Collectively, these findings established sacubitril/valsartan as a clinically validated and mechanistically advanced therapy that improves outcomes in HF.[7]

1. Sacubitril. Drug Bank [DB09292]. Available from: https://go.drugbank.com/drugs/DB09292
2. Nicolas D, Patel P, Reed M. Sacubitril-Valsartan. [Updated 2024 Feb 29]. In: StatPearls [Internet]. Treasure Island (FL): StatPearls Publishing; 2025 Jan. Available from: https://www.ncbi.nlm.nih.gov/books/NBK507904/. Bookshelf ID: NBK507904, PMID: 29939681.
3. Sacubitril. PubChem [9811834]. Available from: https://pubchem.ncbi.nlm.nih.gov/compound/Sacubitril
4. Sacubitril. FDA Label.
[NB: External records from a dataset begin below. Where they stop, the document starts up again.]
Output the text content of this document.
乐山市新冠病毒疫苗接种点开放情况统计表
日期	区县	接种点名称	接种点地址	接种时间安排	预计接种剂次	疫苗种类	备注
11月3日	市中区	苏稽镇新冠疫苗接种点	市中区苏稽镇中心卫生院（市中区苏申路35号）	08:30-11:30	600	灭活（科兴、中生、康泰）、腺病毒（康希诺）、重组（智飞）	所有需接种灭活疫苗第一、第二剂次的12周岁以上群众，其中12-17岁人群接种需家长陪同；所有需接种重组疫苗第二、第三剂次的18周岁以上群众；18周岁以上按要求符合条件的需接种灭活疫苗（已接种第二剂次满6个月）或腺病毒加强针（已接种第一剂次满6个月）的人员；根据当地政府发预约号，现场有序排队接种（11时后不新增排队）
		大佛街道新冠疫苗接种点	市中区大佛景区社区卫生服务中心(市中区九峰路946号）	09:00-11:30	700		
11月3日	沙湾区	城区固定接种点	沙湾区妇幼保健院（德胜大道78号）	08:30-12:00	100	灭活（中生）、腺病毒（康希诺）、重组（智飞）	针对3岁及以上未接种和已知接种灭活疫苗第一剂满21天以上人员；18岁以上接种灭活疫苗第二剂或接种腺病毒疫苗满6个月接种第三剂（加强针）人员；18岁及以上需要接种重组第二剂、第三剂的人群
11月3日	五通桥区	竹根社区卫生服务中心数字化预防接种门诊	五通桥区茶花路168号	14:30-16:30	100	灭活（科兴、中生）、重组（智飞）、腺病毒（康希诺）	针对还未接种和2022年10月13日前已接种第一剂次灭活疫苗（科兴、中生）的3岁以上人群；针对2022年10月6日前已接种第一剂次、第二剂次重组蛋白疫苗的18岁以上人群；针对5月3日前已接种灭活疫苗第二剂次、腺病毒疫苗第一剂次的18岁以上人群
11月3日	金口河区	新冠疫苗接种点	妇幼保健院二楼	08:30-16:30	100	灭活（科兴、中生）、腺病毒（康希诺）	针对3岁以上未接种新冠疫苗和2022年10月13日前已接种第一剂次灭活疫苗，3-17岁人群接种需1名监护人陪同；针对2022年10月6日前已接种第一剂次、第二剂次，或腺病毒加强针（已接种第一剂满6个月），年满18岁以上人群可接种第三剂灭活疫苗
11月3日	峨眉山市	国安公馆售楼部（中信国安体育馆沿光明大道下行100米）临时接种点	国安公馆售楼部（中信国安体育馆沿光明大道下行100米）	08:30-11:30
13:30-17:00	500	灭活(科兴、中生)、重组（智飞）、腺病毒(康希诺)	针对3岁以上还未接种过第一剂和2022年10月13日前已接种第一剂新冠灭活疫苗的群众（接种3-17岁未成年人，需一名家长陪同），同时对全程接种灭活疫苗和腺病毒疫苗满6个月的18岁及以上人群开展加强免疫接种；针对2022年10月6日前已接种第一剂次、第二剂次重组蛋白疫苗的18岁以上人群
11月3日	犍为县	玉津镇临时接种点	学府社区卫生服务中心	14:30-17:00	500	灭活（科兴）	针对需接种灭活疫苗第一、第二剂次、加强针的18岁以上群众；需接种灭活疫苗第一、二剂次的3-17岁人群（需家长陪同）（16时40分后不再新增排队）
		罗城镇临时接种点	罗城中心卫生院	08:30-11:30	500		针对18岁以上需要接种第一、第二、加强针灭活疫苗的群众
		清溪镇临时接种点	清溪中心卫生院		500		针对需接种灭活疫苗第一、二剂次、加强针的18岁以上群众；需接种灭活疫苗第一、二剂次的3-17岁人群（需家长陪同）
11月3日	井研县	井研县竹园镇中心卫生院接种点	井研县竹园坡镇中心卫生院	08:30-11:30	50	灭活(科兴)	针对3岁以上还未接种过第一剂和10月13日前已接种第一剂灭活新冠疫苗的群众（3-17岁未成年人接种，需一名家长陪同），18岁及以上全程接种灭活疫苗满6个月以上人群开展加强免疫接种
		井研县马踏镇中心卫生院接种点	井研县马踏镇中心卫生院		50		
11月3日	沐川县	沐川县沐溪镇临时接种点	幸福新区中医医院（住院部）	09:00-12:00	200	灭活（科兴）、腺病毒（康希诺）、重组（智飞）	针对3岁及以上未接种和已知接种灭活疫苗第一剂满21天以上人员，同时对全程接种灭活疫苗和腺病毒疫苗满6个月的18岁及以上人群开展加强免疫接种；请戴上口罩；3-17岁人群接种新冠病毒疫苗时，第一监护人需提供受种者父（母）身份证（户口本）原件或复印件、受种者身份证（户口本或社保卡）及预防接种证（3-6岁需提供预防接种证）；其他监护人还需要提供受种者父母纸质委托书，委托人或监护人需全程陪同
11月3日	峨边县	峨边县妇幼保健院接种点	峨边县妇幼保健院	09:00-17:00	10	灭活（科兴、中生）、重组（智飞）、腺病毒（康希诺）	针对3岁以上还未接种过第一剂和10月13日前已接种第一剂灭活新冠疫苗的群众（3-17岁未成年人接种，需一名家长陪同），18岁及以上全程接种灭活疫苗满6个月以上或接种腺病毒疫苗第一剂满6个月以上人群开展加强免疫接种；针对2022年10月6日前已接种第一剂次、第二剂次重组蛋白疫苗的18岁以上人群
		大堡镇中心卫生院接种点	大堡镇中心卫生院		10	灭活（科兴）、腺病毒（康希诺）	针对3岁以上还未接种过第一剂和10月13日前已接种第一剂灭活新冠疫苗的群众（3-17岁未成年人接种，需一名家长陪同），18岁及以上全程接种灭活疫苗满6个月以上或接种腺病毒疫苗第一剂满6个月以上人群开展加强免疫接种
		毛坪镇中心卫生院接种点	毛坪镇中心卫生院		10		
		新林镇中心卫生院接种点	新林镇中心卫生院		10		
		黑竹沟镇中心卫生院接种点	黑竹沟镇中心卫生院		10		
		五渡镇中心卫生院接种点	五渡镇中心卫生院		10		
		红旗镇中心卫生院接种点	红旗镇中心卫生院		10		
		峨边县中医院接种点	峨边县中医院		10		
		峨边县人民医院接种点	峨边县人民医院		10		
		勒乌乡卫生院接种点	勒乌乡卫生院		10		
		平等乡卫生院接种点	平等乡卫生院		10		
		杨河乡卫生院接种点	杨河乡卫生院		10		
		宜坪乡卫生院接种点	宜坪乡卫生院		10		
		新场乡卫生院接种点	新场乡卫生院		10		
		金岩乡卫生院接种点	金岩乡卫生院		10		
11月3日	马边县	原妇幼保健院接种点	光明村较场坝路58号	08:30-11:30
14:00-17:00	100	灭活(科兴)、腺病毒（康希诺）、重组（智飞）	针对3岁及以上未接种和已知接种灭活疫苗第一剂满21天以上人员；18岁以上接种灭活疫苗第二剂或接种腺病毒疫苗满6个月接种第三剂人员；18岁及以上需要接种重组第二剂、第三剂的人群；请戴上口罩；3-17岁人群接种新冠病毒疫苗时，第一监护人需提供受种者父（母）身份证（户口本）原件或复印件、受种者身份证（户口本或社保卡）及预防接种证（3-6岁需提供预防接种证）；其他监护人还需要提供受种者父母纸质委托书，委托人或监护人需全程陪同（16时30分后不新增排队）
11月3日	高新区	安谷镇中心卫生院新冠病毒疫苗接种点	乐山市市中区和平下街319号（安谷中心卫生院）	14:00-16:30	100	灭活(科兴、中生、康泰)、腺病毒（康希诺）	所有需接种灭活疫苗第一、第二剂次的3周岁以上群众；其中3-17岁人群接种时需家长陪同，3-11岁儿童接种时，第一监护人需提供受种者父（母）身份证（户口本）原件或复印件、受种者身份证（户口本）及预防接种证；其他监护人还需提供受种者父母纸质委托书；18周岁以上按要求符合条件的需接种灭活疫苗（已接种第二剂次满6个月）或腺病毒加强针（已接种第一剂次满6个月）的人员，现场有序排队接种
Available from: https://www.accessdata.fda.gov/drugsatfda_docs/label/2024/207620s025,218591s000lbl.pdf
5. Lu H, Claggett BL, Packer M, Lam CSP, Swedberg K, Rouleau J et al. Effects of Sacubitril/Valsartan on All-Cause Hospitalizations in Heart Failure: Post Hoc Analysis of the PARADIGM-HF and PARAGON-HF Randomized Clinical Trials. JAMA Cardiology. 2024 Nov 1;9(11):1047-1052.
6. Liu Z, Cui K, Wang G, Jin W, Yao Q, Zhang Y. A clinical randomized trial: Effects of early application of sacubitril/valsartan on ventricular remodeling and prognosis in acute myocardial infarction patients. Contemporary Clinical Trials Communications. 2024 Jul 25;42:101303.
7. Evbayekha E, Idowu AB, LaRue S. Sacubitril/Valsartan vs ACE Inhibitors or ARBs: A Systematic Review and Meta-Analysis of Randomized Trials. JACC: Advances. 2025 Mar;4(3):101598.